The Rev. Dr. Leslie P. Fairfield, a professor of church history at Trinity Episcopal School for Ministry in Ambridge, Penn., said those and other changes within the Episcopal Church had made it "a non-Christian religion" and its leadership had "embraced a foreign, alien and pagan religion."

Conservatives, said the Rev. Dr. Kendall Harmon, canon theologian of the Diocese of South Carolina, are in a battle "for the soul of the Western church. It's a battle for the shape of Christianity in the whole world."

The Church Times in London reported Friday that Robinson said primates such as those who spoke in Pittsburgh do not necessarily speak for their provinces. "It's a fallacy to assume that Peter Akinola speaks for the communion. Will a listening process change Peter Akinola' s mind about this issue? Probably not."

"It's no surprise to me that Peter Akinola has trouble comprehending the context in which we find ourselves in America," Robinson told the newspaper. "To be a homosexual in Nigeria is to be arrested and imprisoned, so how would Peter ever have the opportunity to meet a faithful and loyal and prayerful Anglican who also happens to be gay or lesbian, and get to know them and have his heart changed by that?"

Robinson was in London to participate in Saturday's tenth anniversary of Changing Attitude, an advocacy organization that seeks full affirmation for gay and lesbians in the Anglican Church.

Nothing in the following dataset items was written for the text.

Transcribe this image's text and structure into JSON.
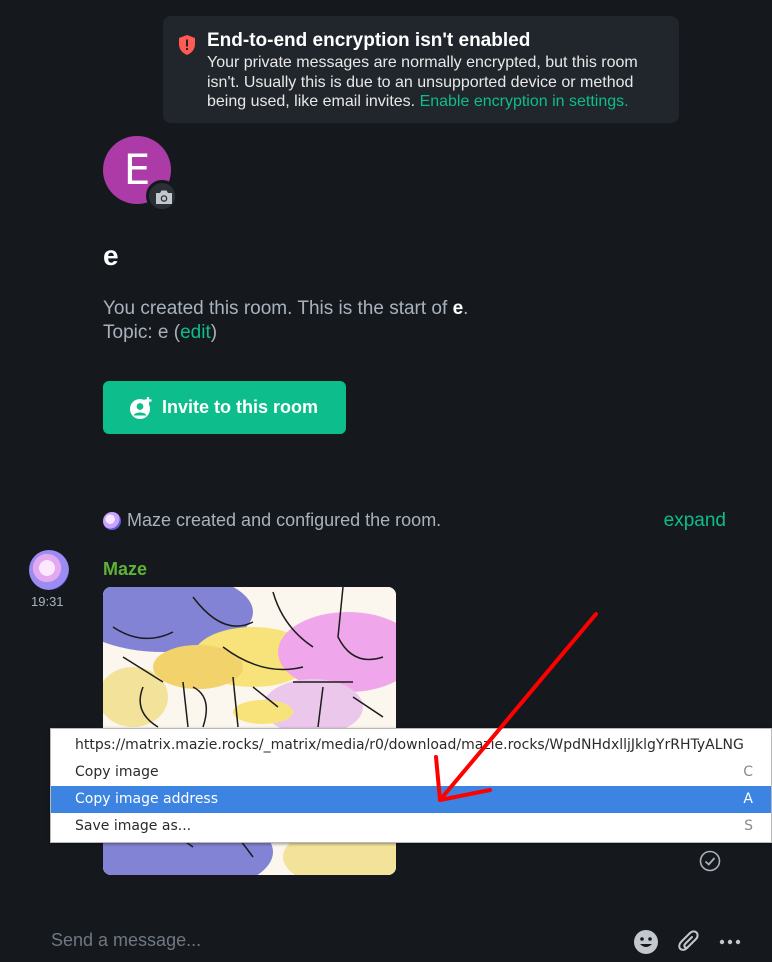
{
  "colors": {
    "background": "#15191e",
    "accent": "#0dbd8b",
    "warning": "#ff5b55",
    "room_avatar": "#ac3ba8",
    "sender_name": "#5fb236",
    "menu_highlight": "#3d84e2",
    "annotation_arrow": "#ff0000"
  },
  "encryption_banner": {
    "icon": "shield-error-icon",
    "title": "End-to-end encryption isn't enabled",
    "body_line1": "Your private messages are normally encrypted, but this room",
    "body_line2": "isn't. Usually this is due to an unsupported device or method",
    "body_line3": "being used, like email invites.",
    "link": "Enable encryption in settings."
  },
  "room": {
    "avatar_letter": "E",
    "camera_icon": "camera-icon",
    "name": "e",
    "intro_prefix": "You created this room. This is the start of",
    "intro_room": "e",
    "intro_suffix": ".",
    "topic_prefix": "Topic: e (",
    "topic_edit": "edit",
    "topic_suffix": ")",
    "invite_icon": "user-add-icon",
    "invite_label": "Invite to this room"
  },
  "timeline": {
    "created_text": "Maze created and configured the room.",
    "expand": "expand",
    "message": {
      "sender": "Maze",
      "time": "19:31"
    }
  },
  "context_menu": {
    "items": [
      {
        "label": "https://matrix.mazie.rocks/_matrix/media/r0/download/mazie.rocks/WpdNHdxlljJklgYrRHTyALNG",
        "key": ""
      },
      {
        "label": "Copy image",
        "key": "C"
      },
      {
        "label": "Copy image address",
        "key": "A"
      },
      {
        "label": "Save image as...",
        "key": "S"
      }
    ]
  },
  "composer": {
    "placeholder": "Send a message...",
    "icons": [
      "emoji-icon",
      "attachment-icon",
      "more-options-icon"
    ]
  }
}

Restrictions had been imposed on his visit, said the Rev. Nicholas Holtam, vicar of St Martin-in-the-Fields. He said it was important that "we keep to the ground rules," as agreed with the Bishop of London and the Archbishop of Canterbury. "Bishop Robinson will be one among us during the service and will speak afterward," he told The Church Times.

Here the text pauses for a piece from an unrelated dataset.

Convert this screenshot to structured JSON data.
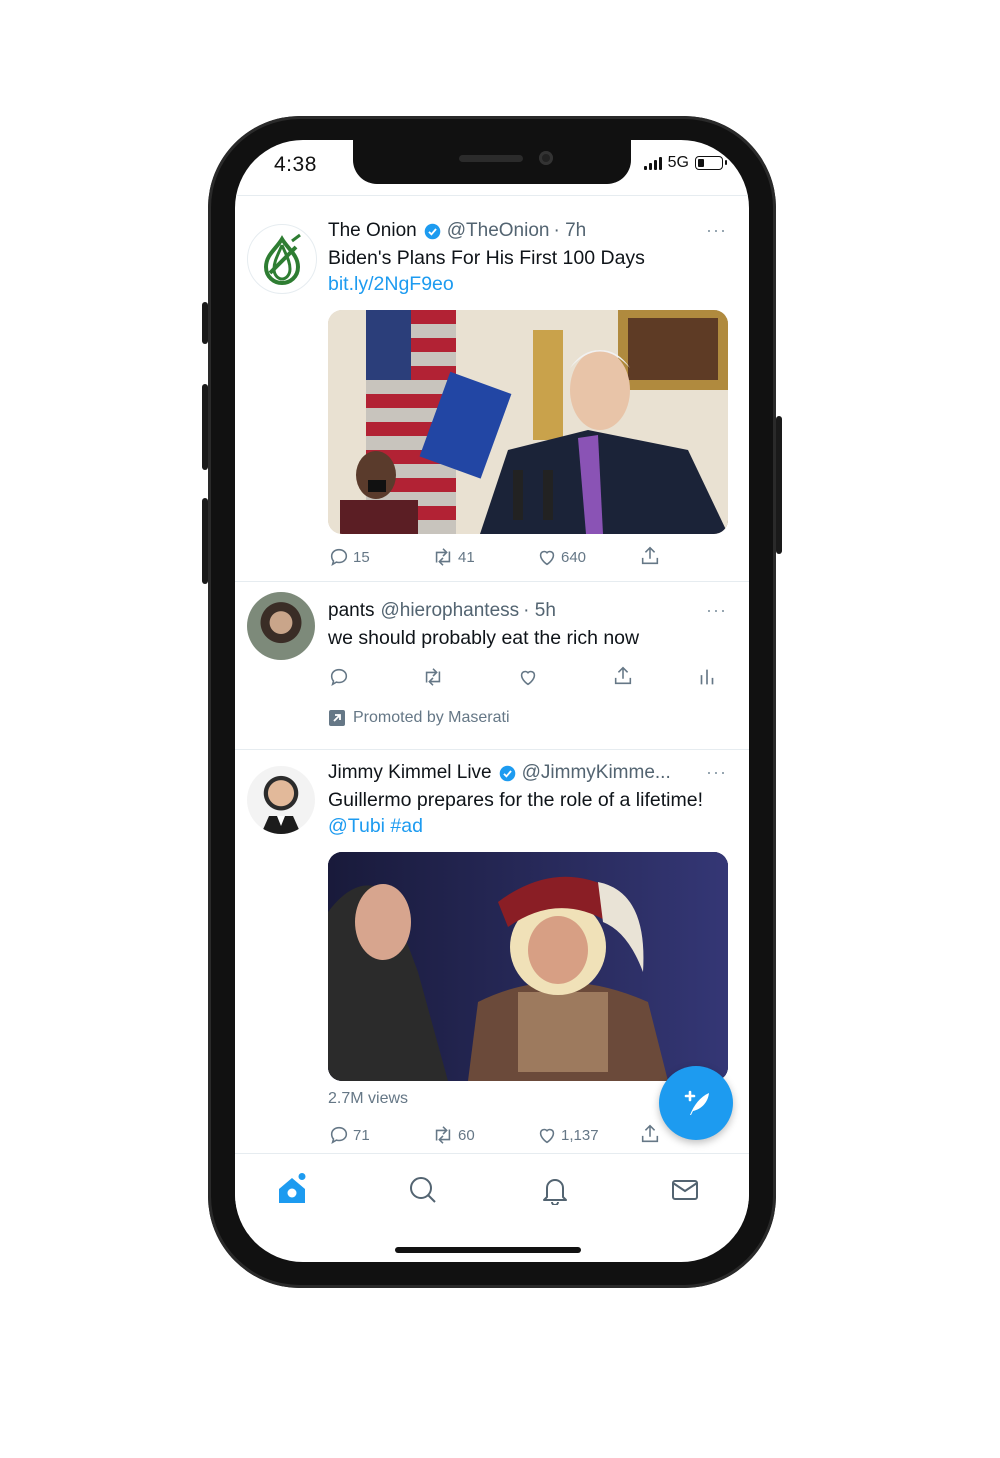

On Thursday night, Robinson met informally with Rowan Williams, the Archbishop of Canterbury. The newspaper reported that the meeting was part of Williams' commitment to listening to all sides of the debate in the Anglican Communion about homosexuality. No details of the meeting were released.

Robinson told The Church Times he has no doubt that the danger facing the Anglican Communion is serious and deep, but he does not believe that the Episcopal Church USA is heading toward "an inevitable train wreck." "We are irreconcilable only if we choose to be. Reconciliation is the ministry we are all called to, and so to declare ourselves out of communion with one another is simply an infraction against God."

The rest of the world, he said, does not understand how the American church works. "In our polity, the church speaks only when the laity, the clergy, and the bishops speak at the General Convention. It's what makes our church so very different from the provinces of the Anglican Communion."

Asked if he would he have done anything differently, Robinson said, "It's very difficult to say. On the one hand, we have learned that to make such a momentous decision without more consultation was perhaps inappropriate on our part. But you have to understand, that consultation could not have happened until I was elected, and no one knew I was going to be elected. Being nominated is easy; being elected is hard."

"All I can tell you is that the General Convention prayerfully and thoughtfully considered this and agonized over it. It was not some flippant or mindless or prayer-less action."

He told The Church Times that he could be wrong and maybe should not even be speculating, but his personal view is that he does not see the American church moving backward.

"I can't be unmade a bishop," Robinson said. "We will continue to nourish these relationships around the globe, and trust that the Communion that is there will actually win over the voices that are speaking for division."